Alpatitsch erzählte in wenigen Worten seine Erlebnisse. »Aber sind wir denn verloren, Exzellenz?« wiederholte er.
Fürst Andree zog sein Taschenbuch hervor, riß ein Blatt aus und schrieb mit einem Bleistift einige Worte an seine Schwester.
»Smolensk wird geräumt. In acht Tagen wird der Feind in Lysy Gory sein. Verlaßt es sogleich und geht nach Moskau! Schicke mir sofort durch einen Boten nach Uswjäsch Nachricht, daß Ihr abgereist seid.«
Kaum hatte er Alpatitsch diesen Zettel übergeben und noch einige mündliche Aufträge hinzugefügt, als ein starkes Krachen ertönte und das Feuer plötzlich erlosch, während dicke Rauchwolken sich erhoben. Das Dach war zusammengestürzt. Bald flammte das Feuer mit neuer Wut auf und beleuchtete alle die bleichen, müden Gesichter umher.
»Hurra! Hurra!« schrie ein Mann, der den Arm erhob. »Es ist geschehen, Kinderchen! Seht, wie es brennt!« »Das ist der Eigentümer« flüsterten einige Stimmen.
»Also höre, Alpatitsch«, fuhr Fürst Andree fort, »richte das pünktlich aus!«
153
Die Truppen setzten den Rückzug von Smolensk aus fort, vom Feind verfolgt. Am 10. August kam das Regiment des Fürsten Andree in der Nähe von Lysy Gory an. Eine drückende Hitze und Trockenheit herrschte schon seit drei Wochen. Das Getreide, welches nicht geschnitten wurde, vertrocknete auf dem Feld, und vergebens suchten die Kühe, vor Hunger brüllend, einige Gräschen auf den Feldern und an den ausgetrockneten Teichen. Auf den staubigen Straßen marschierten die Truppen in dichten Staubwolken von Tagesanbruch an, Wagen und Kanonen fuhren in der Mitte der Straßen, während die Infanterie sich an den Seiten hielt. Der Staub drang in die Nase, Augen und Lungen von Menschen und Tieren. Die Sonne war nur wie eine feurige Kugel durch den dichten, staubigen Dunst sichtbar. In allen Dörfern stürzten die Leute nach den Brunnen und schlugen sich um einen Tropfen schmutzigen Wassers.

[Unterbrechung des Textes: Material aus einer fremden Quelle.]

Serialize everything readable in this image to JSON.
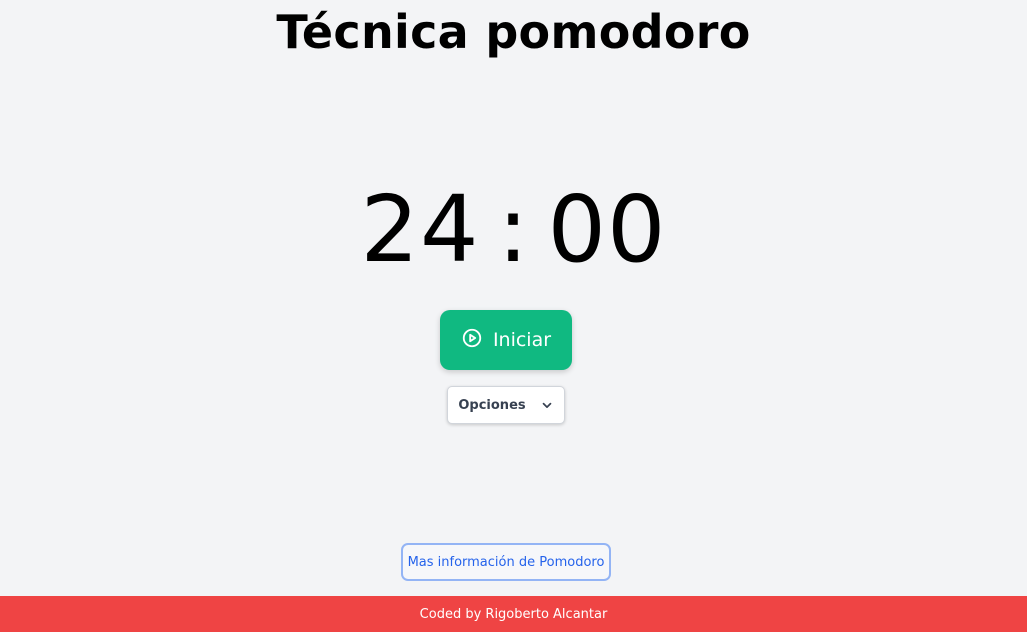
{
  "header": {
    "title": "Técnica pomodoro"
  },
  "timer": {
    "minutes": "24",
    "separator": ":",
    "seconds": "00"
  },
  "controls": {
    "start_label": "Iniciar",
    "start_icon": "play-circle-icon",
    "options_label": "Opciones",
    "options_icon": "chevron-down-icon"
  },
  "info": {
    "link_label": "Mas información de Pomodoro"
  },
  "footer": {
    "credit": "Coded by Rigoberto Alcantar"
  },
  "colors": {
    "background": "#f3f4f6",
    "start_button": "#10b981",
    "footer": "#ef4444",
    "link": "#2563eb"
  }
}
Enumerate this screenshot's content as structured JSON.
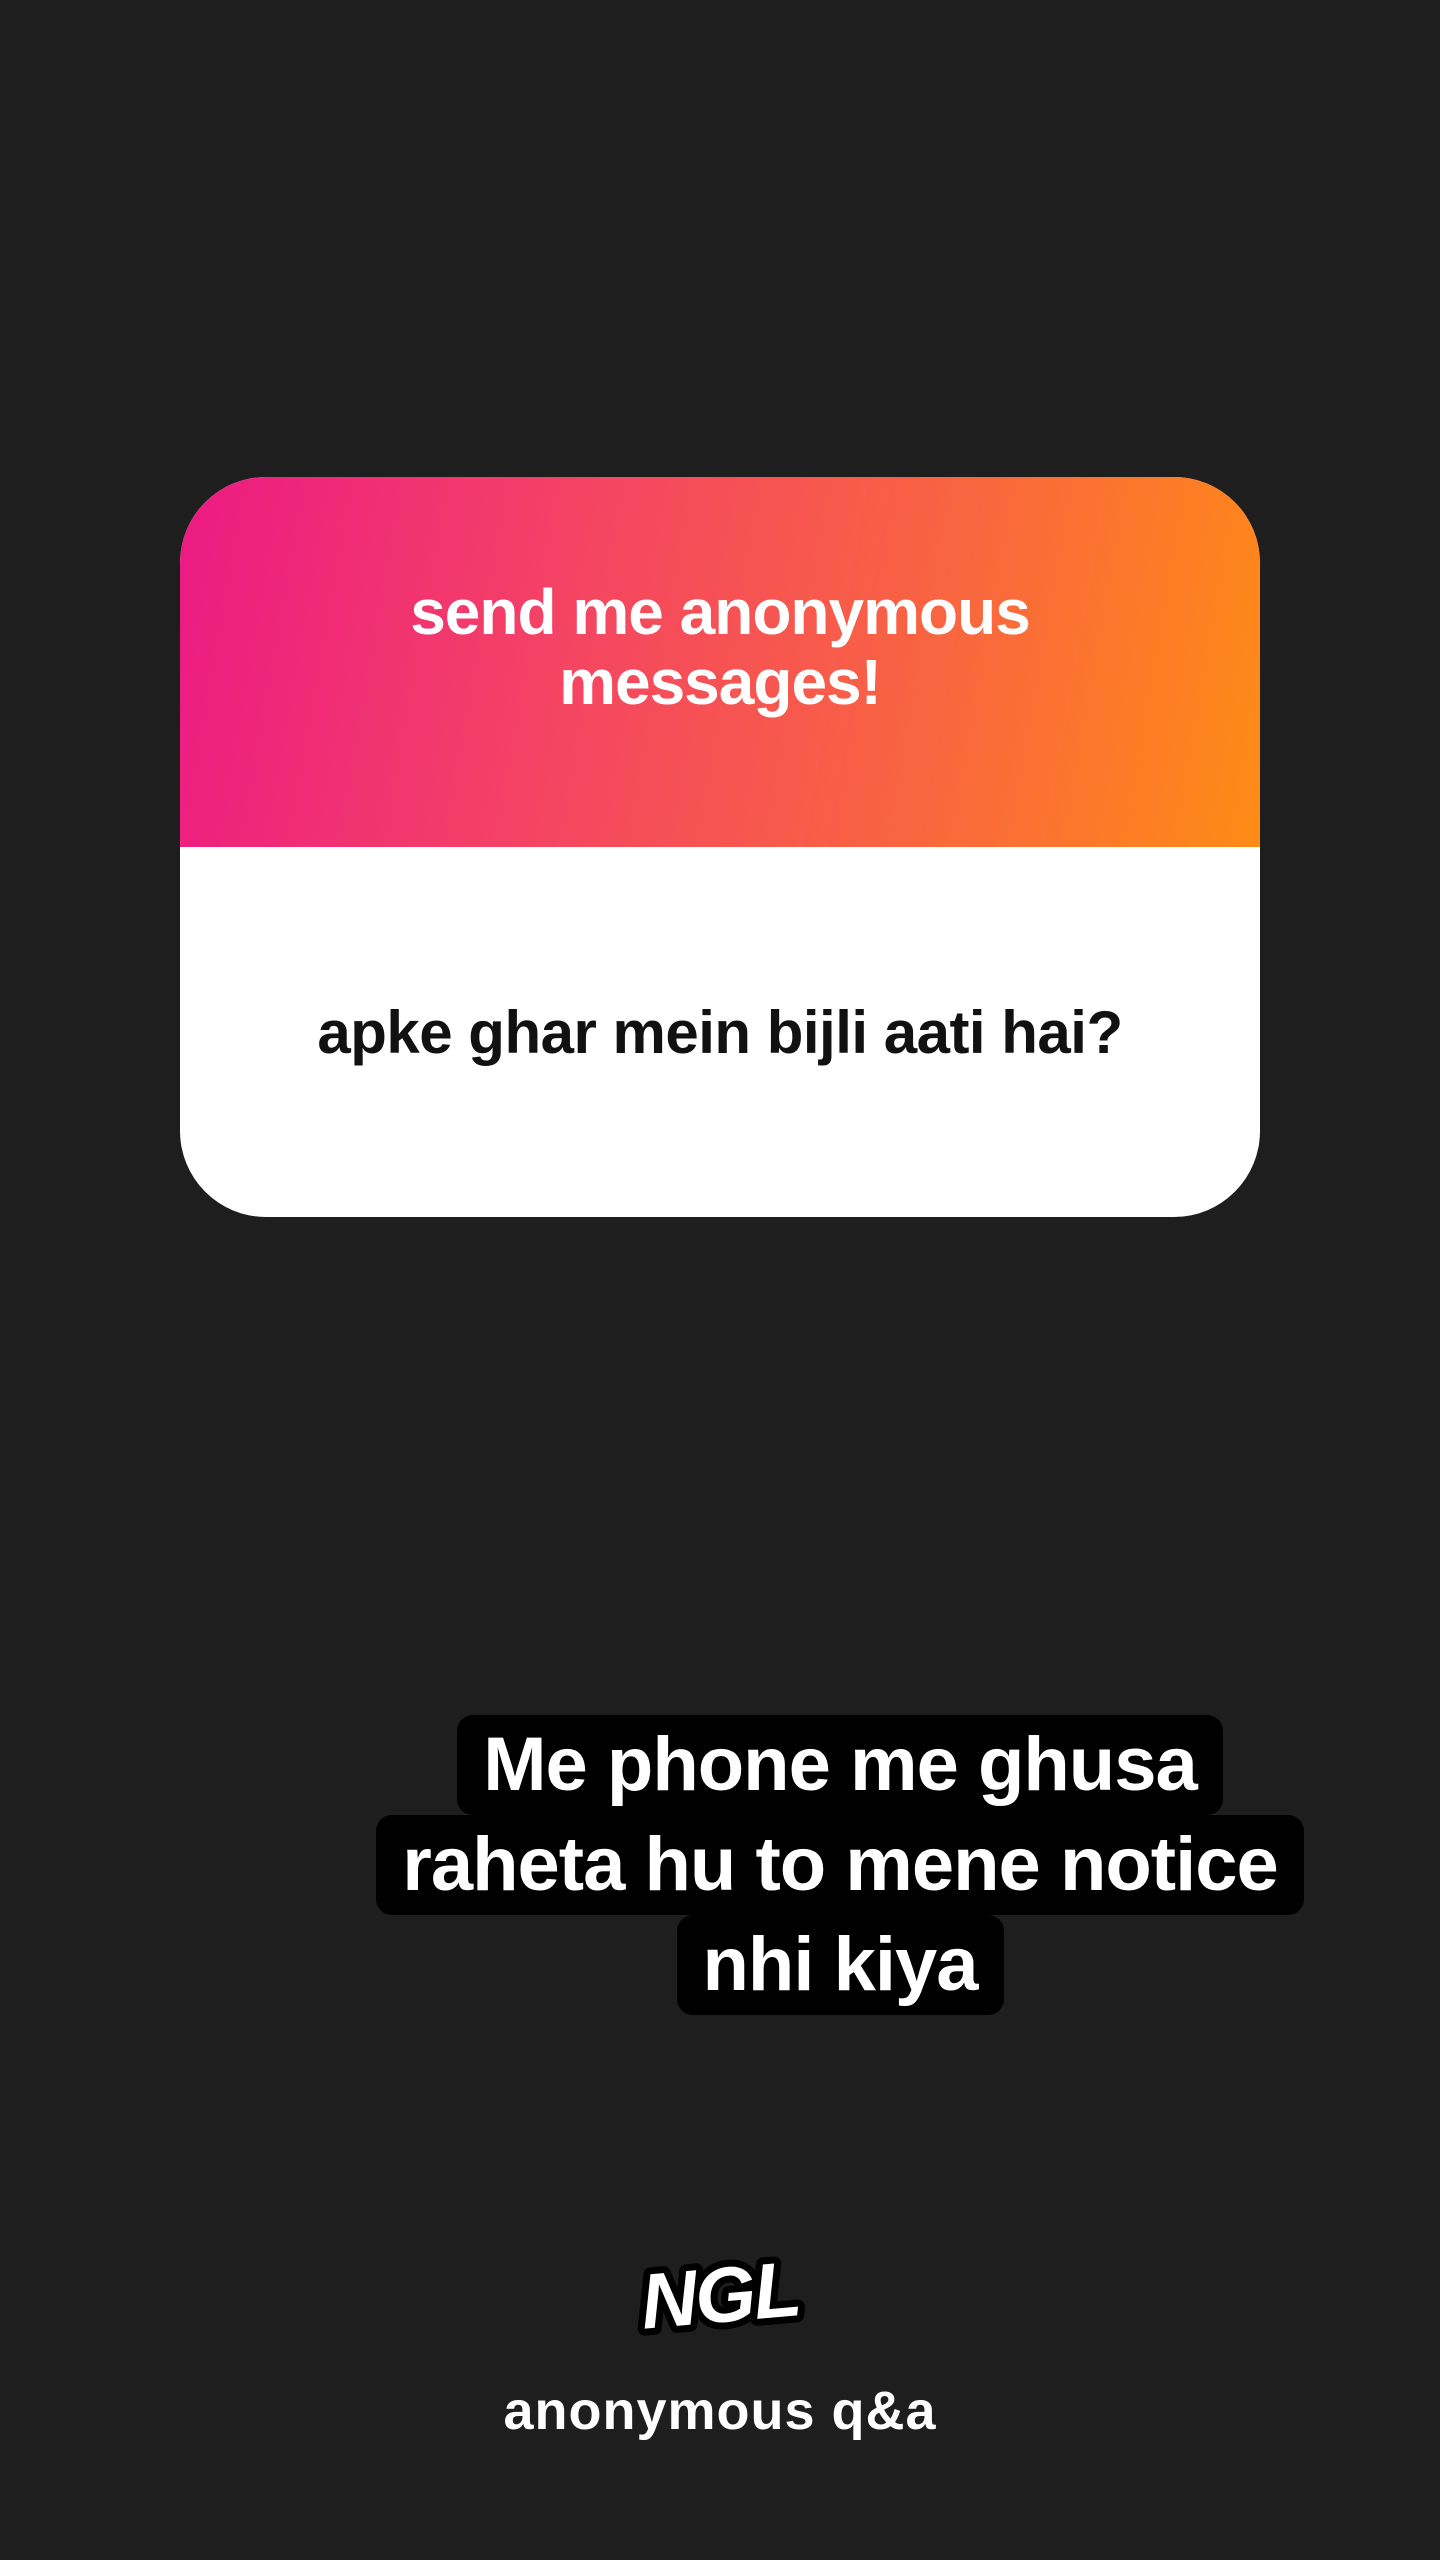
{
  "card": {
    "title": "send me anonymous messages!",
    "question": "apke ghar mein bijli aati hai?"
  },
  "reply": {
    "lines": [
      "Me phone me ghusa",
      "raheta hu to mene notice",
      "nhi kiya"
    ]
  },
  "brand": {
    "logo_text": "NGL",
    "tagline": "anonymous q&a"
  },
  "colors": {
    "background": "#1e1e1e",
    "gradient_start": "#ec1a84",
    "gradient_end": "#ff8b15",
    "card_body": "#ffffff",
    "reply_highlight": "#000000"
  }
}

Fürst Andree suchte nach Kräften für sein Regiment zu sorgen, aber jetzt erschien ihm alles in einem düsteren Licht. Smolensk hätte man nach seiner Ansicht verteidigen können und müssen. Sein Vater war krank und zur Flucht gezwungen aus diesem Lysy Gory, das der alte Fürst gebaut hatte und das er über alles liebte. Zum Glück wurde Fürst Andree durch die Sorge für sein Regiment von diesen düsteren Gedanken abgezogen. Rasch näherten sich die Franzosen Moskau. Thiers, der Geschichtsschreiber Napoleons, sucht die Fehler seines Helden zu verdecken, indem er behauptet, er sei gegen seinen Willen bis vor Moskau geführt worden, als ob die Ereignisse dieser Welt von dem Willen eines einzigen Menschen abhängen. Unsere Geschichtsschreiber hätten mit demselben Recht behaupten können, Napoleon sei durch die Geschicklichkeit unserer Generale nach Moskau gelockt worden. Der Verlauf des Krieges aber wird nicht von einem einzigen Willen gelenkt, sondern er ist das Resultat der Reibung und des Zusammenstoßes von tausend verschiedenen Willen und Leidenschaften, welche daran beteiligt sind.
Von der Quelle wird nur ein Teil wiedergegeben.